A operação foi conduzida pela Força-Tarefa Previdenciária no Maranhão, com a participação da Coordenação-Geral de Inteligência da Previdência Social (CGINP), vinculada ao Ministério da Previdência Social.
As investigações apontam que um escritório de advocacia, com o auxílio de agenciadores, teria organizado um esquema para captar grande quantidade de pessoas e simular vínculos com a atividade de pesca artesanal. Com a documentação supostamente fraudulenta, os envolvidos conseguiam solicitar irregularmente o Seguro-Defeso, benefício pago pelo Governo Federal aos pescadores artesanais profissionais durante o período da piracema, quando a pesca é proibida para garantir a reprodução das espécies.
Segundo a Polícia Federal, a Operação Fake Fisher é um desdobramento da Operação Fake ID, deflagrada em 2023, que já havia identificado indícios de fraudes relacionadas a benefícios previdenciários. Nesta nova fase, os investigadores aprofundam as apurações sobre a atuação do grupo na obtenção irregular do Seguro-Defeso.

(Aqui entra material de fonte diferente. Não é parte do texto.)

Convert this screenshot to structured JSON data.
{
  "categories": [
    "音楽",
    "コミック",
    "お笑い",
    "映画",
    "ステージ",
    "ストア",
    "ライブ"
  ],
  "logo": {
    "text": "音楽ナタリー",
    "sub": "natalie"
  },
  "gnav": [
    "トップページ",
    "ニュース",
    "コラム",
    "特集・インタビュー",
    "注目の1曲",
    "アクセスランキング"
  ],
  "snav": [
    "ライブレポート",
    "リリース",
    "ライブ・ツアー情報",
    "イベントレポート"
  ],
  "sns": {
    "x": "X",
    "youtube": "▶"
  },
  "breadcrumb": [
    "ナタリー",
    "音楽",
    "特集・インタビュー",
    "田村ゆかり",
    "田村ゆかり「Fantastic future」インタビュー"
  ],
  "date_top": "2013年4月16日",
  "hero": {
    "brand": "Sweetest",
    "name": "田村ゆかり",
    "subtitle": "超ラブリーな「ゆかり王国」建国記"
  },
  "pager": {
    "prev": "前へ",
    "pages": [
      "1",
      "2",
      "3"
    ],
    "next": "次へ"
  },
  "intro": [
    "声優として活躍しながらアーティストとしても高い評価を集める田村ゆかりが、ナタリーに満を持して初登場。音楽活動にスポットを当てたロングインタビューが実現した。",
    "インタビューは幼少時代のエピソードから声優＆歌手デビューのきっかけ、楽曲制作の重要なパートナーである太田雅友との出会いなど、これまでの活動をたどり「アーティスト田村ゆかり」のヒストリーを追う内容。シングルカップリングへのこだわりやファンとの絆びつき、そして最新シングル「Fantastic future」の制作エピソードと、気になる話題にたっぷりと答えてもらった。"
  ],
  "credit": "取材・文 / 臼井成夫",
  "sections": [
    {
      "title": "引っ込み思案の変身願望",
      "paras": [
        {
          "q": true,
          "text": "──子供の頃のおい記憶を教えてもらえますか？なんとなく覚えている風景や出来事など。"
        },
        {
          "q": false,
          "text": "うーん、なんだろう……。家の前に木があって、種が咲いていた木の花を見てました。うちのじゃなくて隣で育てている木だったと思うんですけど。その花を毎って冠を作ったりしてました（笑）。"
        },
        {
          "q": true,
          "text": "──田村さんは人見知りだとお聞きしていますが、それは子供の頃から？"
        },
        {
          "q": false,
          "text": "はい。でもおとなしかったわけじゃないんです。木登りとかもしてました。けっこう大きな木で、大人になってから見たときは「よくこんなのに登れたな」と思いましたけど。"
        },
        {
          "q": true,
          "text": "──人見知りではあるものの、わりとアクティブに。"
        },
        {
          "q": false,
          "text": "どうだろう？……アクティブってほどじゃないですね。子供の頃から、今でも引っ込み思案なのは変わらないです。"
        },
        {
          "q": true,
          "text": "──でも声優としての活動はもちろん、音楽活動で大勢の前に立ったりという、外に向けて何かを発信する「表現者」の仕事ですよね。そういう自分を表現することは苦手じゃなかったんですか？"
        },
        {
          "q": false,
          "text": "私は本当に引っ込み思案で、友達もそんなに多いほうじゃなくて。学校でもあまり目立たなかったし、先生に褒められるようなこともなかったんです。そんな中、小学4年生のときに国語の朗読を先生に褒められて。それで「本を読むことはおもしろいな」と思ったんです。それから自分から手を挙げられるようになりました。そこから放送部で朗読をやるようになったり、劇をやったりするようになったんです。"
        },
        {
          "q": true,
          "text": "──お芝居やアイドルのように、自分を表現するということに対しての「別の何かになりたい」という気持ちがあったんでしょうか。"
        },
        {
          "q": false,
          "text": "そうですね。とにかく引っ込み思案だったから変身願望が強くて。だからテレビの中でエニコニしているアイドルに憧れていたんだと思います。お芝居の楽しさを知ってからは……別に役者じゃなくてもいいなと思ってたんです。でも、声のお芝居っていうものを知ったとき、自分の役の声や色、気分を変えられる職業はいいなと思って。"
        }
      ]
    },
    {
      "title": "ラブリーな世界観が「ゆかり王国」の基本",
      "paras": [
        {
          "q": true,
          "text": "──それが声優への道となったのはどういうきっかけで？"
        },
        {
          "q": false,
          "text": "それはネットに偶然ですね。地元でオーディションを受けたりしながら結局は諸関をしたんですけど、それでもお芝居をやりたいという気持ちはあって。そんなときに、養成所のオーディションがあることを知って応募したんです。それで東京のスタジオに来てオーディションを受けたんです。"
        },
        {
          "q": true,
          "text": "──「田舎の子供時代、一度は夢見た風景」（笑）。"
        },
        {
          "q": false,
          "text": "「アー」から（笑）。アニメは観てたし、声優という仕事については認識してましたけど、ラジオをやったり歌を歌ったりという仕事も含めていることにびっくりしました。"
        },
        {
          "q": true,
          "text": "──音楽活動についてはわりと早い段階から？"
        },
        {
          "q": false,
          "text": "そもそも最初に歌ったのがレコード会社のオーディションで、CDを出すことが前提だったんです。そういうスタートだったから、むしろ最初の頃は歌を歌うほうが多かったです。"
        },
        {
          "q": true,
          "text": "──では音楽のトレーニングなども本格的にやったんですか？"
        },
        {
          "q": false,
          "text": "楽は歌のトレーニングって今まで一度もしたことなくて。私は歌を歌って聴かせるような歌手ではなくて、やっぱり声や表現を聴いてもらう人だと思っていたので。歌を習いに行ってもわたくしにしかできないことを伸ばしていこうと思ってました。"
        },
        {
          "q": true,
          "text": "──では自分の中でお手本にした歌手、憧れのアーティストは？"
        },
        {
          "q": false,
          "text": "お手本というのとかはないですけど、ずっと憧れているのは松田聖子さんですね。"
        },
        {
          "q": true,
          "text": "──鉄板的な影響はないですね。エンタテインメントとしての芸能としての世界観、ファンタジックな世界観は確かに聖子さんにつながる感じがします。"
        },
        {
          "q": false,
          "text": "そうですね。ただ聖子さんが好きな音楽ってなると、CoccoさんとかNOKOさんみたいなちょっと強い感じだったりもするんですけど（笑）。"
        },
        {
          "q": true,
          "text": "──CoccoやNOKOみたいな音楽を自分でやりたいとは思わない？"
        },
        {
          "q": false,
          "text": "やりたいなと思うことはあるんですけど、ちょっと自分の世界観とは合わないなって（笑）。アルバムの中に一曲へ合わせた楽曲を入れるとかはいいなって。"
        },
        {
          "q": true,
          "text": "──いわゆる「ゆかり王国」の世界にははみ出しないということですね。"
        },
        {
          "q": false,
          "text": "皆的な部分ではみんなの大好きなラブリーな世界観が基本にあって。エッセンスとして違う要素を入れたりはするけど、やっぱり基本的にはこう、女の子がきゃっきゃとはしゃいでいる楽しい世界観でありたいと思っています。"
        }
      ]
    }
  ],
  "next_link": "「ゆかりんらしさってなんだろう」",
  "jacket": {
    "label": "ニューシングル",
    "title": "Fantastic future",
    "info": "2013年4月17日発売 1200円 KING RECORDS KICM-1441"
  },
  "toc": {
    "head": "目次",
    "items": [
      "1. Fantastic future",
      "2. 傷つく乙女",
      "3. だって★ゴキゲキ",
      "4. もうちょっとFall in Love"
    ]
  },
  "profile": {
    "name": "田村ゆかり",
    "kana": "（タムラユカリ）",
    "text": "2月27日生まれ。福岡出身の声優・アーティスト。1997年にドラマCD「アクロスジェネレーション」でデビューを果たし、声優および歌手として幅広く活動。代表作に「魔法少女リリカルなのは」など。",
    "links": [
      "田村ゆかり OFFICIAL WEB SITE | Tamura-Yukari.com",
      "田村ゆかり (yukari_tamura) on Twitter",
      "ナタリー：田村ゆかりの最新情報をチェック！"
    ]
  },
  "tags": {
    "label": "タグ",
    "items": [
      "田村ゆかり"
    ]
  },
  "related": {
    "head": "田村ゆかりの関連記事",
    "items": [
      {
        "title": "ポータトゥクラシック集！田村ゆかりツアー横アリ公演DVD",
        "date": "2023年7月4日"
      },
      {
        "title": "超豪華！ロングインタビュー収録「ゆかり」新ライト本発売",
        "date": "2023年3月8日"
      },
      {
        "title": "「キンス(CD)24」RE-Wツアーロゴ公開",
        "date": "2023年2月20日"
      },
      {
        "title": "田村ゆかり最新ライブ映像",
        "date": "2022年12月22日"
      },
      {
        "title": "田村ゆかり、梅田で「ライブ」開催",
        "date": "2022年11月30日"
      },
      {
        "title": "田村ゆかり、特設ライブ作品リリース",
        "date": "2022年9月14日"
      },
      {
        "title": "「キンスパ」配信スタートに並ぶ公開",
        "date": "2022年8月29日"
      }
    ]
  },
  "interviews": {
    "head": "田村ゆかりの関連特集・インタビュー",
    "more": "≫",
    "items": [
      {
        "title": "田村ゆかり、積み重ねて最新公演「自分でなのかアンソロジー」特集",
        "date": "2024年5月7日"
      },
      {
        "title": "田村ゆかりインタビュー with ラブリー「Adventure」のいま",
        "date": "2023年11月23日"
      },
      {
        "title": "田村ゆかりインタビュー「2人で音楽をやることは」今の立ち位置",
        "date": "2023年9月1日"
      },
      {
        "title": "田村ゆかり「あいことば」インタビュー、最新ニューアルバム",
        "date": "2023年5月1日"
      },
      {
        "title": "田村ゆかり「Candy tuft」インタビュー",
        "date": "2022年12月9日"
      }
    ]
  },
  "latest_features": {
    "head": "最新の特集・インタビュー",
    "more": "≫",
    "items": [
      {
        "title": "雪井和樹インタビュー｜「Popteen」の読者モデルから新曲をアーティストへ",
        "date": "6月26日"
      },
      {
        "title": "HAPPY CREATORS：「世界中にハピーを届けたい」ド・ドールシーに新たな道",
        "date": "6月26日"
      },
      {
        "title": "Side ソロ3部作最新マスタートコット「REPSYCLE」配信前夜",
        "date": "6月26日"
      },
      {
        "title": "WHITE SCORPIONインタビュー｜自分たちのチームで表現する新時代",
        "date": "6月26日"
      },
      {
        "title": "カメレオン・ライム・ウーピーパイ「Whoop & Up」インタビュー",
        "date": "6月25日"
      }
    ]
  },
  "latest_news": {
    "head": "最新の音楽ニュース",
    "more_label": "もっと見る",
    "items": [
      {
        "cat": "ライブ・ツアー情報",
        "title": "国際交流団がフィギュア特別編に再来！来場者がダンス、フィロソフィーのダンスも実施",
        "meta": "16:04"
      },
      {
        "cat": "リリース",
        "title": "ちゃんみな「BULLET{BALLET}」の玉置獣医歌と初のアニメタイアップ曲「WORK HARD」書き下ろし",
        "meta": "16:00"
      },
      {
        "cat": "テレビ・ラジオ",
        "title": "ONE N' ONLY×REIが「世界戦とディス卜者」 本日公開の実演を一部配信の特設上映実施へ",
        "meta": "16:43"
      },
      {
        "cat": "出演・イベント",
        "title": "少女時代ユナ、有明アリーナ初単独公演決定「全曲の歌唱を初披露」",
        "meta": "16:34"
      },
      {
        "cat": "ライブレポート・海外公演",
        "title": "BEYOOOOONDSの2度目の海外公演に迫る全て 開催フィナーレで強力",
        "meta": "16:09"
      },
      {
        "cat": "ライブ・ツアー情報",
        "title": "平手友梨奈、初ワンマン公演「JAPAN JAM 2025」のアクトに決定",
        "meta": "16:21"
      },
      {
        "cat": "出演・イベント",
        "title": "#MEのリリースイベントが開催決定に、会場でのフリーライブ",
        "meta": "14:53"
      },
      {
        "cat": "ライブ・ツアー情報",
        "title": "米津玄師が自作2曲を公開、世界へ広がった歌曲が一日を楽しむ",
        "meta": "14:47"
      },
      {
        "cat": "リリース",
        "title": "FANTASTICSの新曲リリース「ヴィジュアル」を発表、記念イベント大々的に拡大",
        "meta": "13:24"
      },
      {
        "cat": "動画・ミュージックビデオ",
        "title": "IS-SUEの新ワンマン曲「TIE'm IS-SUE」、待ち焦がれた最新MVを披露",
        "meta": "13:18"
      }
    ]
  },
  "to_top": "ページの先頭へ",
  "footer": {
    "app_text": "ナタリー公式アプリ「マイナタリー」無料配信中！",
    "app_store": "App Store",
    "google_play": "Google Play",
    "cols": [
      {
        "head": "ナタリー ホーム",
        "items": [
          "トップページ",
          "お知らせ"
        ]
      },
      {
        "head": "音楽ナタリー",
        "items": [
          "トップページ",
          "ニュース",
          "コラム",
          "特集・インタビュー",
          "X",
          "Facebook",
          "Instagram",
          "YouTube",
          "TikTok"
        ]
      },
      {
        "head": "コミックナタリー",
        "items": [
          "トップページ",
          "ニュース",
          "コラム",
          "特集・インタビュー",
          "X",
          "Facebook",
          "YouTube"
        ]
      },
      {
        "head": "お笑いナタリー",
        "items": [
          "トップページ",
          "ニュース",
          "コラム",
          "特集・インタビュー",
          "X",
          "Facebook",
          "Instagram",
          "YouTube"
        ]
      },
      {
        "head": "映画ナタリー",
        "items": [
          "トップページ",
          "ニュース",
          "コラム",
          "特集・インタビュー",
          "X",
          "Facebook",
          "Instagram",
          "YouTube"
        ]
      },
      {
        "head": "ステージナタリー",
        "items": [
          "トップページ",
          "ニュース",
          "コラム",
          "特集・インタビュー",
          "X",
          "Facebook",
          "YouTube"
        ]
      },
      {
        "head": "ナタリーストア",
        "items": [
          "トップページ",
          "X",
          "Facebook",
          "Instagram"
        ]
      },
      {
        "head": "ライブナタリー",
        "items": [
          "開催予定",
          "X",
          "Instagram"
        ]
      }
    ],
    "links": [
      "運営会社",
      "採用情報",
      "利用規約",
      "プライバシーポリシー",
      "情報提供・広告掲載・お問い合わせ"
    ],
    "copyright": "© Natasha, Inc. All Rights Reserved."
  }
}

A PF informou que as investigações continuam para identificar todos os envolvidos e dimensionar a extensão do esquema. Os suspeitos poderão responder por crimes relacionados à fraude contra a Previdência Social, associação criminosa e outros delitos que venham a ser comprovados durante o andamento das investigações.
A expectativa é de que novas diligências sejam realizadas nos próximos dias, com o objetivo de reunir mais provas e responsabilizar os integrantes da organização criminosa.